The pacing of Ugly Story across its full 2+ Hours is good with one caveat: the final section stretches. Viewers who have been moving with the film confidently through the first two acts may feel the rhythm change in the closing stretch — not enough to undo what came before, but enough to notice.

The Cast of Ugly Story — Performance by Performance
Playing a character, Nandu Vijay Krishna gives Ugly Story something that scripts cannot provide on their own: a reason to believe every scene is real. The performance is calibrated with precision — never pushing harder than the moment requires, never pulling back when the film needs weight.
Ravi Teja Mahadasyam, Nandu Vijay Krishna, Pragya Nayan Sinha, Avika Gor appear throughout Ugly Story in supporting capacities, and each performance demonstrates what a well-written supporting role can do for a film’s texture. L. Pranava Swaroop gave these characters real interiority — and the cast honours that on screen.
Avika Gor, Pragya Nayan Sinha is doing something specific in Ugly Story that is worth naming: they are making the film’s thematic argument visible through behaviour rather than through speech. The scenes they share with Nandu, Avika, Ravi, Pragya, Shivaji in Ugly Story are among the most carefully constructed in the film.
How Ugly Story (2026) Was Put Together: A Technical View
The production of Ugly Story is notable for what it does not do as much as for what it does. L. Pranava Swaroop and Lucky Media’s crores went into building a world that feels lived-in rather than constructed — a distinction that sounds subtle but registers in every scene of Ugly Story.
Mithun Soma, R. Srikanth Patnaik cuts Ugly Story to 2+ Hours with an approach that is consistent with L. Pranava Swaroop‘s overall style: deliberate, patient, confident in the material.

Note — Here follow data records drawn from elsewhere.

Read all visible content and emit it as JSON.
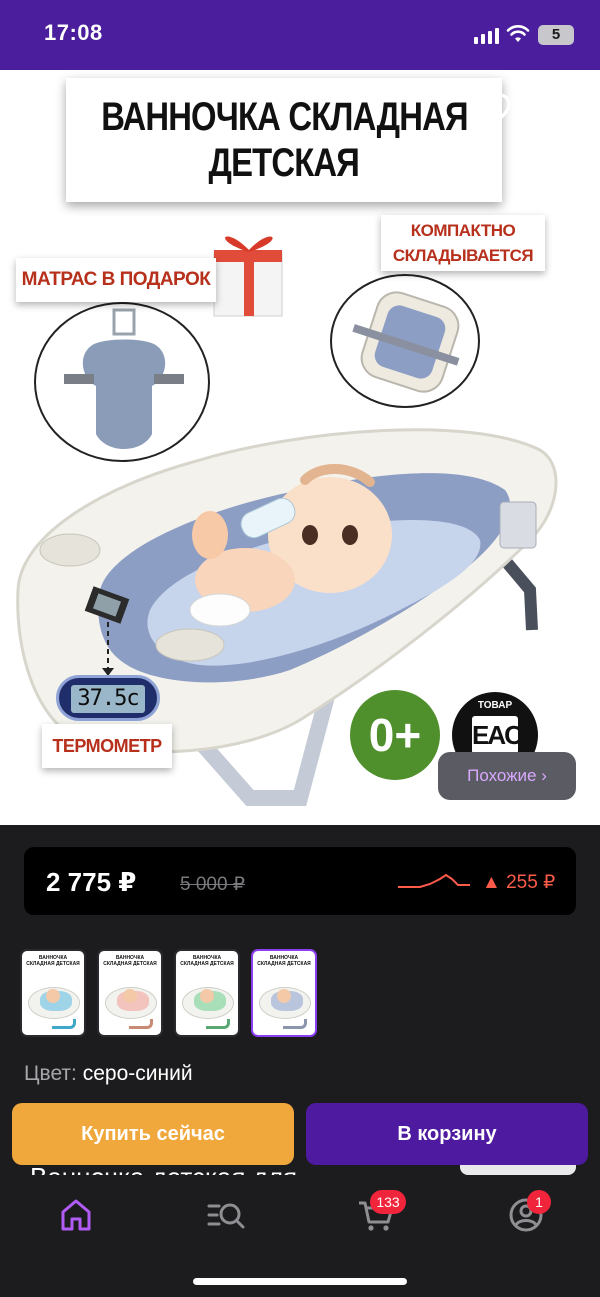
{
  "status_bar": {
    "time": "17:08",
    "battery": "5"
  },
  "product_image": {
    "title_line1": "ВАННОЧКА СКЛАДНАЯ",
    "title_line2": "ДЕТСКАЯ",
    "gift_label": "МАТРАС В ПОДАРОК",
    "compact_label_line1": "КОМПАКТНО",
    "compact_label_line2": "СКЛАДЫВАЕТСЯ",
    "thermometer_display": "37.5c",
    "thermometer_label": "ТЕРМОМЕТР",
    "age_badge": "0+",
    "eac_top": "ТОВАР",
    "eac_mark": "EAC"
  },
  "similar_button": "Похожие ›",
  "price": {
    "current": "2 775 ₽",
    "old": "5 000 ₽",
    "change": "▲ 255 ₽",
    "trend_color": "#ff5a4a"
  },
  "thumbnails": [
    {
      "title": "ВАННОЧКА СКЛАДНАЯ ДЕТСКАЯ",
      "color": "#9fd3e8",
      "leg": "#3fa7c8",
      "active": false
    },
    {
      "title": "ВАННОЧКА СКЛАДНАЯ ДЕТСКАЯ",
      "color": "#f3c3bd",
      "leg": "#c98a74",
      "active": false
    },
    {
      "title": "ВАННОЧКА СКЛАДНАЯ ДЕТСКАЯ",
      "color": "#a9dfb8",
      "leg": "#5aa874",
      "active": false
    },
    {
      "title": "ВАННОЧКА СКЛАДНАЯ ДЕТСКАЯ",
      "color": "#b9c5dc",
      "leg": "#8b96ac",
      "active": true
    }
  ],
  "color_option": {
    "label": "Цвет:",
    "value": "серо-синий"
  },
  "buttons": {
    "buy_now": "Купить сейчас",
    "to_cart": "В корзину"
  },
  "product_title_peek": "Ванночка детская для",
  "tab_bar": {
    "cart_badge": "133",
    "profile_badge": "1"
  },
  "colors": {
    "brand_purple": "#4a1e9c",
    "buy_orange": "#f0a73c",
    "cart_purple": "#4d1aa0",
    "accent_lilac": "#d9a8ff"
  }
}
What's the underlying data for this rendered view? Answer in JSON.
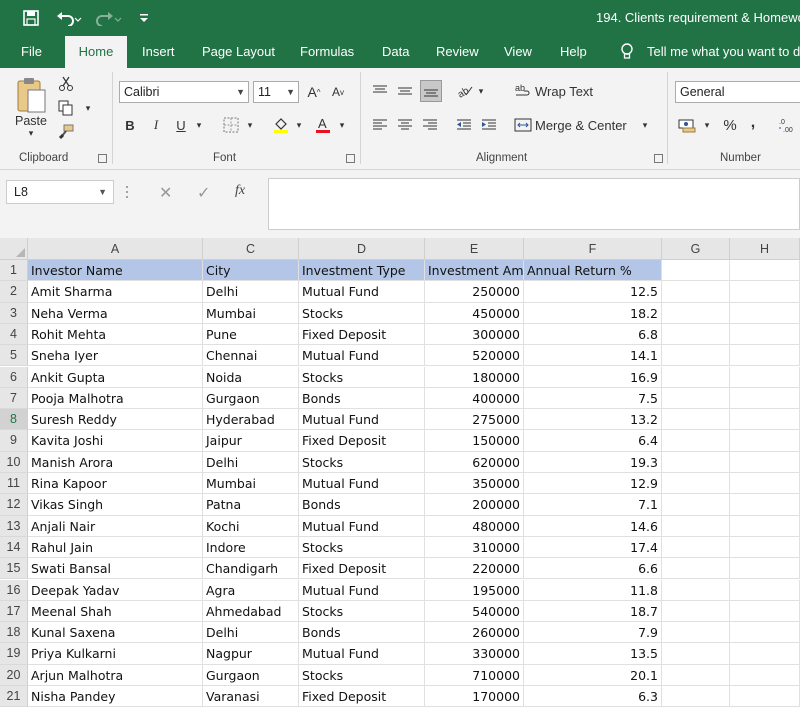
{
  "title_bar": {
    "document_title": "194. Clients requirement & Homewo",
    "quick_access": [
      "save-icon",
      "undo-icon",
      "redo-icon",
      "customize-icon"
    ]
  },
  "tabs": [
    "File",
    "Home",
    "Insert",
    "Page Layout",
    "Formulas",
    "Data",
    "Review",
    "View",
    "Help"
  ],
  "active_tab": "Home",
  "tell_me": "Tell me what you want to d",
  "ribbon": {
    "clipboard": {
      "label": "Clipboard",
      "paste": "Paste"
    },
    "font": {
      "label": "Font",
      "family": "Calibri",
      "size": "11",
      "bold": "B",
      "italic": "I",
      "underline": "U"
    },
    "alignment": {
      "label": "Alignment",
      "wrap_text": "Wrap Text",
      "merge_center": "Merge & Center"
    },
    "number": {
      "label": "Number",
      "format": "General",
      "percent": "%",
      "comma": ","
    }
  },
  "formula_bar": {
    "name_box": "L8",
    "fx": "fx",
    "formula": ""
  },
  "grid": {
    "columns": [
      "A",
      "C",
      "D",
      "E",
      "F",
      "G",
      "H"
    ],
    "active_row": 8,
    "header": [
      "Investor Name",
      "City",
      "Investment Type",
      "Investment Amount",
      "Annual Return %"
    ],
    "rows": [
      {
        "n": 2,
        "name": "Amit Sharma",
        "city": "Delhi",
        "type": "Mutual Fund",
        "amount": "250000",
        "ret": "12.5"
      },
      {
        "n": 3,
        "name": "Neha Verma",
        "city": "Mumbai",
        "type": "Stocks",
        "amount": "450000",
        "ret": "18.2"
      },
      {
        "n": 4,
        "name": "Rohit Mehta",
        "city": "Pune",
        "type": "Fixed Deposit",
        "amount": "300000",
        "ret": "6.8"
      },
      {
        "n": 5,
        "name": "Sneha Iyer",
        "city": "Chennai",
        "type": "Mutual Fund",
        "amount": "520000",
        "ret": "14.1"
      },
      {
        "n": 6,
        "name": "Ankit Gupta",
        "city": "Noida",
        "type": "Stocks",
        "amount": "180000",
        "ret": "16.9"
      },
      {
        "n": 7,
        "name": "Pooja Malhotra",
        "city": "Gurgaon",
        "type": "Bonds",
        "amount": "400000",
        "ret": "7.5"
      },
      {
        "n": 8,
        "name": "Suresh Reddy",
        "city": "Hyderabad",
        "type": "Mutual Fund",
        "amount": "275000",
        "ret": "13.2"
      },
      {
        "n": 9,
        "name": "Kavita Joshi",
        "city": "Jaipur",
        "type": "Fixed Deposit",
        "amount": "150000",
        "ret": "6.4"
      },
      {
        "n": 10,
        "name": "Manish Arora",
        "city": "Delhi",
        "type": "Stocks",
        "amount": "620000",
        "ret": "19.3"
      },
      {
        "n": 11,
        "name": "Rina Kapoor",
        "city": "Mumbai",
        "type": "Mutual Fund",
        "amount": "350000",
        "ret": "12.9"
      },
      {
        "n": 12,
        "name": "Vikas Singh",
        "city": "Patna",
        "type": "Bonds",
        "amount": "200000",
        "ret": "7.1"
      },
      {
        "n": 13,
        "name": "Anjali Nair",
        "city": "Kochi",
        "type": "Mutual Fund",
        "amount": "480000",
        "ret": "14.6"
      },
      {
        "n": 14,
        "name": "Rahul Jain",
        "city": "Indore",
        "type": "Stocks",
        "amount": "310000",
        "ret": "17.4"
      },
      {
        "n": 15,
        "name": "Swati Bansal",
        "city": "Chandigarh",
        "type": "Fixed Deposit",
        "amount": "220000",
        "ret": "6.6"
      },
      {
        "n": 16,
        "name": "Deepak Yadav",
        "city": "Agra",
        "type": "Mutual Fund",
        "amount": "195000",
        "ret": "11.8"
      },
      {
        "n": 17,
        "name": "Meenal Shah",
        "city": "Ahmedabad",
        "type": "Stocks",
        "amount": "540000",
        "ret": "18.7"
      },
      {
        "n": 18,
        "name": "Kunal Saxena",
        "city": "Delhi",
        "type": "Bonds",
        "amount": "260000",
        "ret": "7.9"
      },
      {
        "n": 19,
        "name": "Priya Kulkarni",
        "city": "Nagpur",
        "type": "Mutual Fund",
        "amount": "330000",
        "ret": "13.5"
      },
      {
        "n": 20,
        "name": "Arjun Malhotra",
        "city": "Gurgaon",
        "type": "Stocks",
        "amount": "710000",
        "ret": "20.1"
      },
      {
        "n": 21,
        "name": "Nisha Pandey",
        "city": "Varanasi",
        "type": "Fixed Deposit",
        "amount": "170000",
        "ret": "6.3"
      }
    ]
  },
  "colors": {
    "excel_green": "#217346",
    "header_fill": "#b4c6e7",
    "ribbon_bg": "#f3f3f3"
  }
}
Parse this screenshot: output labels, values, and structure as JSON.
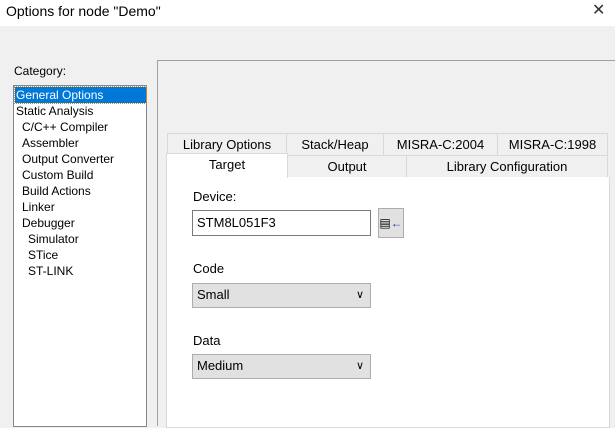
{
  "window": {
    "title": "Options for node \"Demo\"",
    "close": "✕"
  },
  "category": {
    "label": "Category:",
    "items": [
      "General Options",
      "Static Analysis",
      "C/C++ Compiler",
      "Assembler",
      "Output Converter",
      "Custom Build",
      "Build Actions",
      "Linker",
      "Debugger",
      "Simulator",
      "STice",
      "ST-LINK"
    ],
    "selected": 0
  },
  "tabs": {
    "row1": [
      "Library Options",
      "Stack/Heap",
      "MISRA-C:2004",
      "MISRA-C:1998"
    ],
    "row2": [
      "Target",
      "Output",
      "Library Configuration"
    ],
    "selected": "Target"
  },
  "target": {
    "device_label": "Device:",
    "device_value": "STM8L051F3",
    "code_label": "Code",
    "code_value": "Small",
    "data_label": "Data",
    "data_value": "Medium"
  }
}
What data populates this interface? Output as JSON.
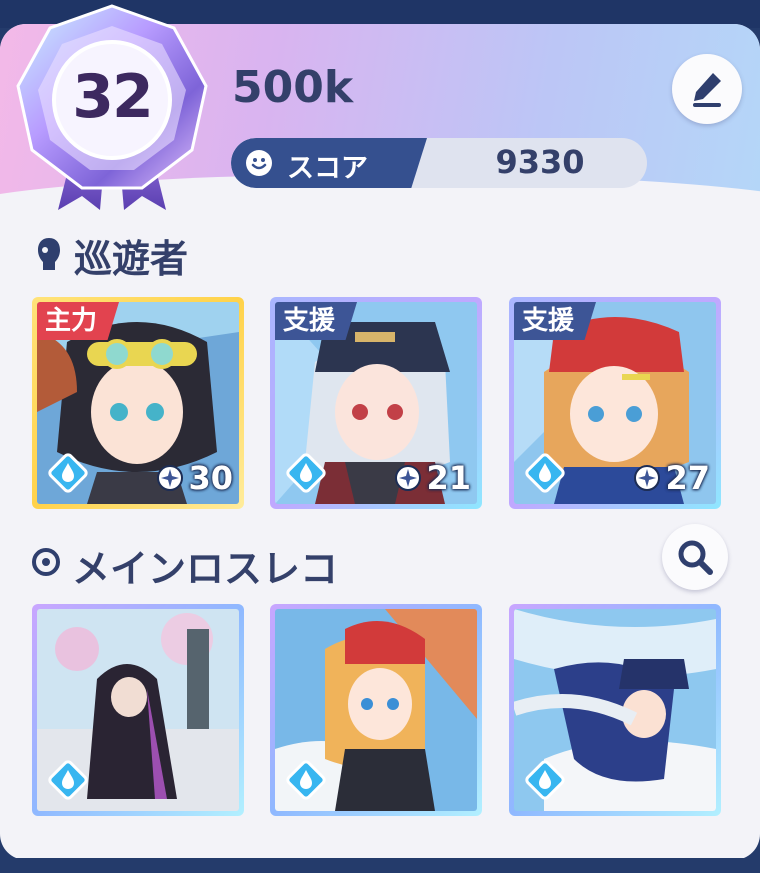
{
  "profile": {
    "level": "32",
    "name": "500k",
    "score_label": "スコア",
    "score_value": "9330"
  },
  "sections": {
    "travelers_title": "巡遊者",
    "memory_title": "メインロスレコ"
  },
  "travelers": [
    {
      "role": "主力",
      "level": "30",
      "element": "water-drop-icon",
      "frame": "gold"
    },
    {
      "role": "支援",
      "level": "21",
      "element": "water-drop-icon",
      "frame": "blue"
    },
    {
      "role": "支援",
      "level": "27",
      "element": "water-drop-icon",
      "frame": "blue"
    }
  ],
  "memories": [
    {
      "element": "water-drop-icon",
      "frame": "purple"
    },
    {
      "element": "water-drop-icon",
      "frame": "purple"
    },
    {
      "element": "water-drop-icon",
      "frame": "purple"
    }
  ],
  "colors": {
    "main_tag": "#e2434f",
    "support_tag": "#3d5596",
    "text_dark": "#34406a",
    "element_water": "#38b6f0"
  }
}
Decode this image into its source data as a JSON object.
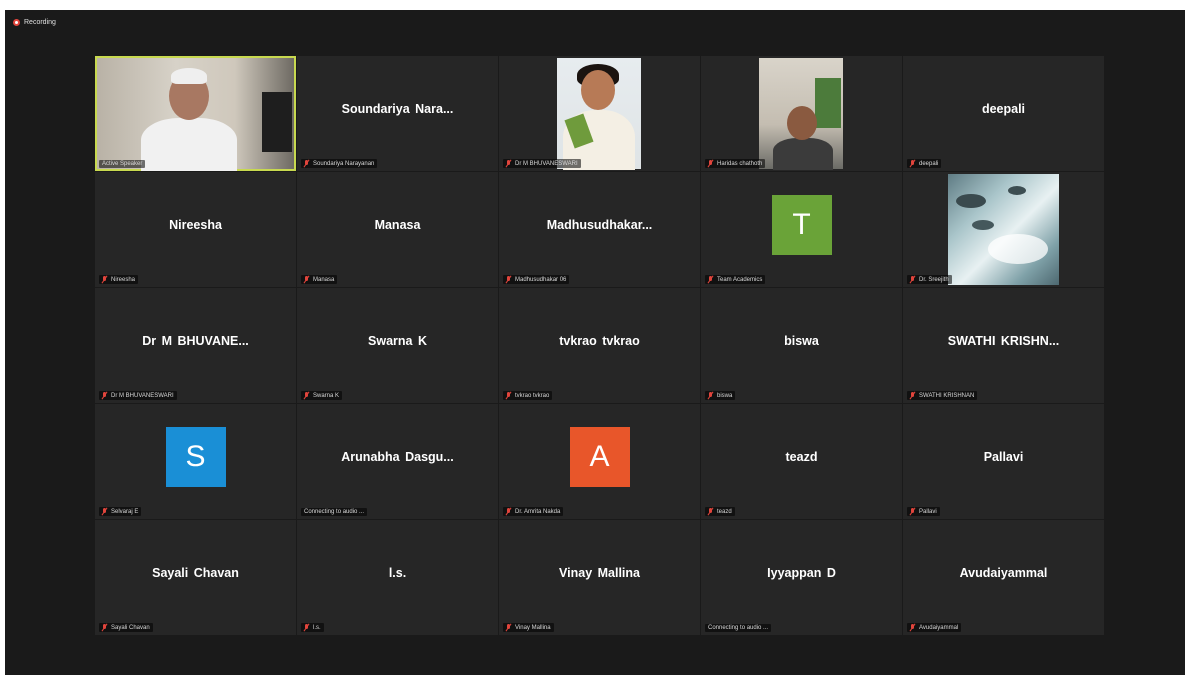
{
  "recording": {
    "label": "Recording"
  },
  "colors": {
    "background": "#1a1a1a",
    "tile": "#262626",
    "active_speaker_border": "#c8d94f",
    "muted": "#e2453c"
  },
  "participants": [
    {
      "display": "",
      "label": "Active Speaker",
      "video": "room",
      "muted": false
    },
    {
      "display": "Soundariya  Nara...",
      "label": "Soundariya Narayanan",
      "muted": true
    },
    {
      "display": "",
      "label": "Dr M BHUVANESWARI",
      "video": "woman",
      "muted": true
    },
    {
      "display": "",
      "label": "Haridas chathoth",
      "video": "man",
      "muted": true
    },
    {
      "display": "deepali",
      "label": "deepali",
      "muted": true
    },
    {
      "display": "Nireesha",
      "label": "Nireesha",
      "muted": true
    },
    {
      "display": "Manasa",
      "label": "Manasa",
      "muted": true
    },
    {
      "display": "Madhusudhakar...",
      "label": "Madhusudhakar 06",
      "muted": true
    },
    {
      "display": "",
      "label": "Team Academics",
      "avatar_letter": "T",
      "avatar_color": "#6aa338",
      "muted": true
    },
    {
      "display": "",
      "label": "Dr. Sreejith",
      "video": "sea",
      "muted": true
    },
    {
      "display": "Dr  M  BHUVANE...",
      "label": "Dr M BHUVANESWARI",
      "muted": true
    },
    {
      "display": "Swarna K",
      "label": "Swarna K",
      "muted": true
    },
    {
      "display": "tvkrao tvkrao",
      "label": "tvkrao tvkrao",
      "muted": true
    },
    {
      "display": "biswa",
      "label": "biswa",
      "muted": true
    },
    {
      "display": "SWATHI  KRISHN...",
      "label": "SWATHI KRISHNAN",
      "muted": true
    },
    {
      "display": "",
      "label": "Selvaraj E",
      "avatar_letter": "S",
      "avatar_color": "#1a8fd6",
      "muted": true
    },
    {
      "display": "Arunabha  Dasgu...",
      "label": "Connecting to audio ...",
      "muted": false
    },
    {
      "display": "",
      "label": "Dr. Amrita Nakda",
      "avatar_letter": "A",
      "avatar_color": "#e8562a",
      "muted": true
    },
    {
      "display": "teazd",
      "label": "teazd",
      "muted": true
    },
    {
      "display": "Pallavi",
      "label": "Pallavi",
      "muted": true
    },
    {
      "display": "Sayali Chavan",
      "label": "Sayali Chavan",
      "muted": true
    },
    {
      "display": "l.s.",
      "label": "l.s.",
      "muted": true
    },
    {
      "display": "Vinay Mallina",
      "label": "Vinay Mallina",
      "muted": true
    },
    {
      "display": "Iyyappan D",
      "label": "Connecting to audio ...",
      "muted": false
    },
    {
      "display": "Avudaiyammal",
      "label": "Avudaiyammal",
      "muted": true
    }
  ]
}
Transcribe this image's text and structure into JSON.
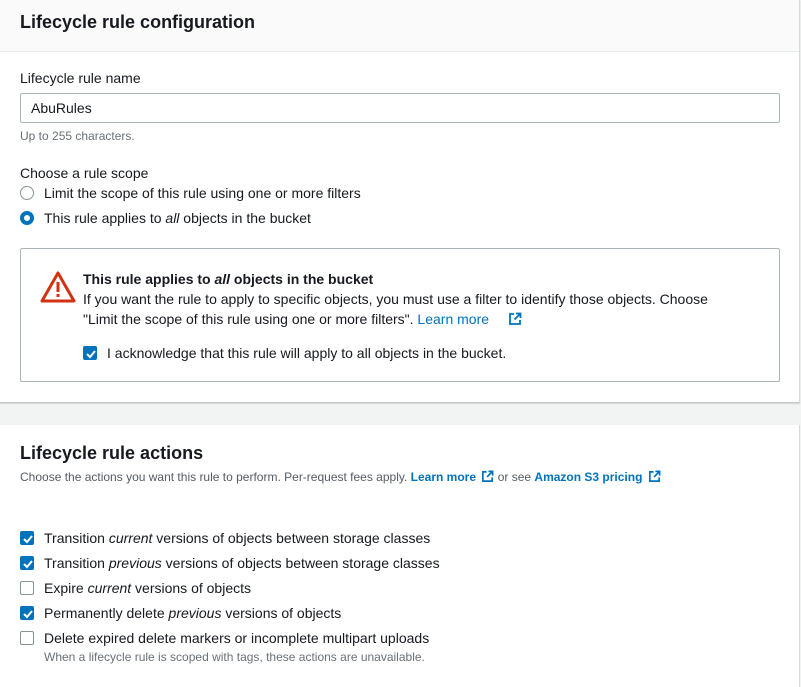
{
  "config": {
    "title": "Lifecycle rule configuration",
    "name_label": "Lifecycle rule name",
    "name_value": "AbuRules",
    "name_hint": "Up to 255 characters.",
    "scope_label": "Choose a rule scope",
    "scope_options": [
      {
        "label": "Limit the scope of this rule using one or more filters",
        "selected": false
      },
      {
        "label_before": "This rule applies to ",
        "label_em": "all",
        "label_after": " objects in the bucket",
        "selected": true
      }
    ],
    "warning": {
      "title_before": "This rule applies to ",
      "title_em": "all",
      "title_after": " objects in the bucket",
      "line1": "If you want the rule to apply to specific objects, you must use a filter to identify those objects. Choose",
      "line2": "\"Limit the scope of this rule using one or more filters\".",
      "learn_more": "Learn more",
      "ack_label": "I acknowledge that this rule will apply to all objects in the bucket.",
      "ack_checked": true
    }
  },
  "actions": {
    "title": "Lifecycle rule actions",
    "desc": "Choose the actions you want this rule to perform. Per-request fees apply.",
    "learn_more": "Learn more",
    "or_see": "or see",
    "pricing": "Amazon S3 pricing",
    "items": [
      {
        "before": "Transition ",
        "em": "current",
        "after": " versions of objects between storage classes",
        "checked": true
      },
      {
        "before": "Transition ",
        "em": "previous",
        "after": " versions of objects between storage classes",
        "checked": true
      },
      {
        "before": "Expire ",
        "em": "current",
        "after": " versions of objects",
        "checked": false
      },
      {
        "before": "Permanently delete ",
        "em": "previous",
        "after": " versions of objects",
        "checked": true
      },
      {
        "before": "Delete expired delete markers or incomplete multipart uploads",
        "em": "",
        "after": "",
        "checked": false
      }
    ],
    "footnote": "When a lifecycle rule is scoped with tags, these actions are unavailable."
  },
  "colors": {
    "accent": "#0073bb",
    "warning": "#d13212",
    "text": "#16191f",
    "muted": "#687078"
  }
}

The editing of Ugly Story never feels like it is covering for weakness in the footage — it is shaping strength into structure.
The visual language of Ugly Story is built around the India landscape in ways that extend the narrative rather than simply illustrating it. L. Pranava Swaroop uses geography as character — a decision that is evident in how differently Ugly Story feels in its exterior and interior scenes.
Final Assessment of Ugly Story (2026): Numbers and Judgement
The 0.6473 score attached to Ugly Story is a downstream effect of the film’s consistency. Ugly Story delivers the same experience to its thousandth viewer that it delivered to its first — and audiences, registering that reliability, keep sending other people toward it.
The evidence from 1000+ viewers is that Ugly Story delivers at 7+ Stars. What that means practically: the film meets or exceeds the expectations of the overwhelming majority of people who invest 2+ Hours in watching it. That is the most honest endorsement available.
For viewers new to Telugu Thriller, Romance, Drama cinema, Ugly Story is a strong entry point — not because it is a simplified version of the form, but because it is a clear one. The craft is apparent, the performances are accessible, and L. Pranava Swaroop‘s intentions are legible without being over-explained.
For more — see what else Nandu Vijay Krishna has appeared in that we cover.